The book was met with a favorable reception from The Los Angeles Times and Wired and mixed reviews from The Independent. The book received criticism from some quarters, notably the Wall Street Journal, which felt that her thesis—which claimed to use games to "fix" everyday life by giving it a sense of achievement and making it seem more fulfilling and optimistic—made "overblown" claims from minor examples, and did not address conflicting individual goals and desires, or the influence of "evil." The New York Times Book Review also criticized some points in her book, citing the lack of evidence demonstrating that in-game behavior and values could translate into solutions to real-world problems such as poverty, disease, and hunger.

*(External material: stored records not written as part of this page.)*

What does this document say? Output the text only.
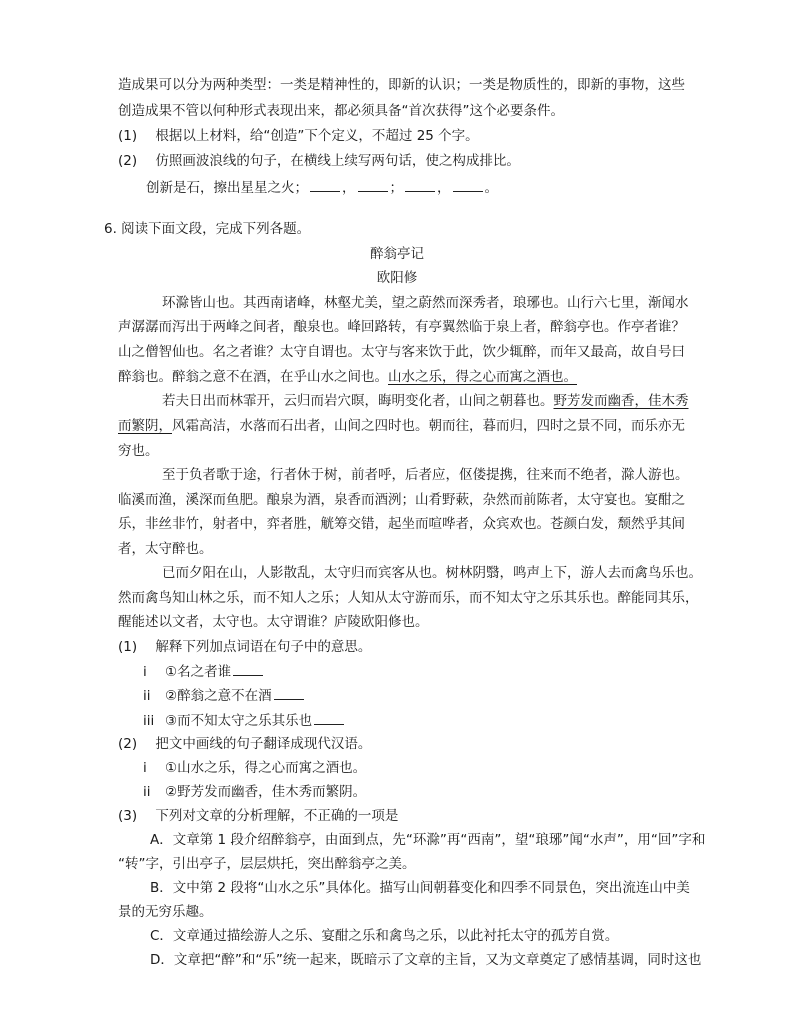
造成果可以分为两种类型：一类是精神性的，即新的认识；一类是物质性的，即新的事物，这些
创造成果不管以何种形式表现出来，都必须具备“首次获得”这个必要条件。
(1) 根据以上材料，给“创造”下个定义，不超过 25 个字。
(2) 仿照画波浪线的句子，在横线上续写两句话，使之构成排比。
创新是石，擦出星星之火；	，	；	，	。
6. 阅读下面文段，完成下列各题。
醉翁亭记
欧阳修
环滁皆山也。其西南诸峰，林壑尤美，望之蔚然而深秀者，琅琊也。山行六七里，渐闻水
声潺潺而泻出于两峰之间者，酿泉也。峰回路转，有亭翼然临于泉上者，醉翁亭也。作亭者谁？
山之僧智仙也。名之者谁？太守自谓也。太守与客来饮于此，饮少辄醉，而年又最高，故自号曰
醉翁也。醉翁之意不在酒，在乎山水之间也。山水之乐，得之心而寓之酒也。
若夫日出而林霏开，云归而岩穴暝，晦明变化者，山间之朝暮也。野芳发而幽香，佳木秀
而繁阴，风霜高洁，水落而石出者，山间之四时也。朝而往，暮而归，四时之景不同，而乐亦无
穷也。
至于负者歌于途，行者休于树，前者呼，后者应，伛偻提携，往来而不绝者，滁人游也。
临溪而渔，溪深而鱼肥。酿泉为酒，泉香而酒洌；山肴野蔌，杂然而前陈者，太守宴也。宴酣之
乐，非丝非竹，射者中，弈者胜，觥筹交错，起坐而喧哗者，众宾欢也。苍颜白发，颓然乎其间
者，太守醉也。
已而夕阳在山，人影散乱，太守归而宾客从也。树林阴翳，鸣声上下，游人去而禽鸟乐也。
然而禽鸟知山林之乐，而不知人之乐；人知从太守游而乐，而不知太守之乐其乐也。醉能同其乐，
醒能述以文者，太守也。太守谓谁？庐陵欧阳修也。
(1) 解释下列加点词语在句子中的意思。
i ①名之者谁
ii ②醉翁之意不在酒
iii ③而不知太守之乐其乐也
(2) 把文中画线的句子翻译成现代汉语。
i ①山水之乐，得之心而寓之酒也。
ii ②野芳发而幽香，佳木秀而繁阴。
(3) 下列对文章的分析理解，不正确的一项是
A．文章第 1 段介绍醉翁亭，由面到点，先“环滁”再“西南”，望“琅琊”闻“水声”，用“回”字和
“转”字，引出亭子，层层烘托，突出醉翁亭之美。
B．文中第 2 段将“山水之乐”具体化。描写山间朝暮变化和四季不同景色，突出流连山中美
景的无穷乐趣。
C．文章通过描绘游人之乐、宴酣之乐和禽鸟之乐，以此衬托太守的孤芳自赏。
D．文章把“醉”和“乐”统一起来，既暗示了文章的主旨，又为文章奠定了感情基调，同时这也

On September 15, 2015, McGonigal's second book, SuperBetter: A Revolutionary Approach to Getting Stronger, Happier, Braver, and More Resilient, was published by Penguin Press. It was #7 on the New York Times Best Seller: Advice, How-to, and Miscellaneous List its debut week.

McGonigal's third book, Imaginable: How to See the Future Coming and Feel Ready for Anything―Even Things That Seem Impossible Today, was released on March 22, 2022.

==Recognition==

| Date | Award | Description |
|---|---|---|
| 2010 | O: The Oprah Magazine "2010 O Power List" | Named in O: The Oprah Magazine as one of 20 important women of 2010 on the "2010 O Power List" |
| 2008 | Women in Games: Gamasutra 20 | Named in the first Gamasutra 20, honoring 20 notable women working in video games. |
| 2008 | South by Southwest Interactive Award for Activism | Awarded for World Without Oil |
| 2006 | MIT Technology Review's TR100 | Named one of the world's top innovators under the age of 35 by MIT's Technology Review. |
| 2005 | 2005 Innovation Award from the International Game Developers Association and a 2005 Games-related Webby Award. | For I Love Bees, the Halo 2 promotion. |

==Publications==

- McGonigal, Jane (2011). Reality Is Broken: Why Games Make Us Better and How They Can Change the World. Penguin Press. ISBN 978-1-59420-285-8.
- McGonigal, Jane (2015). SuperBetter: A Revolutionary Approach to Getting Stronger, Happier, Braver and More Resilient. Penguin Press. ISBN 978-1-59420-636-8.
- McGonigal, Jane (2022). Imaginable: How to See the Future Coming and Feel Ready for Anything―Even Things That Seem Impossible Today. Spiegel & Grau. ISBN 978-1-954118-09-6.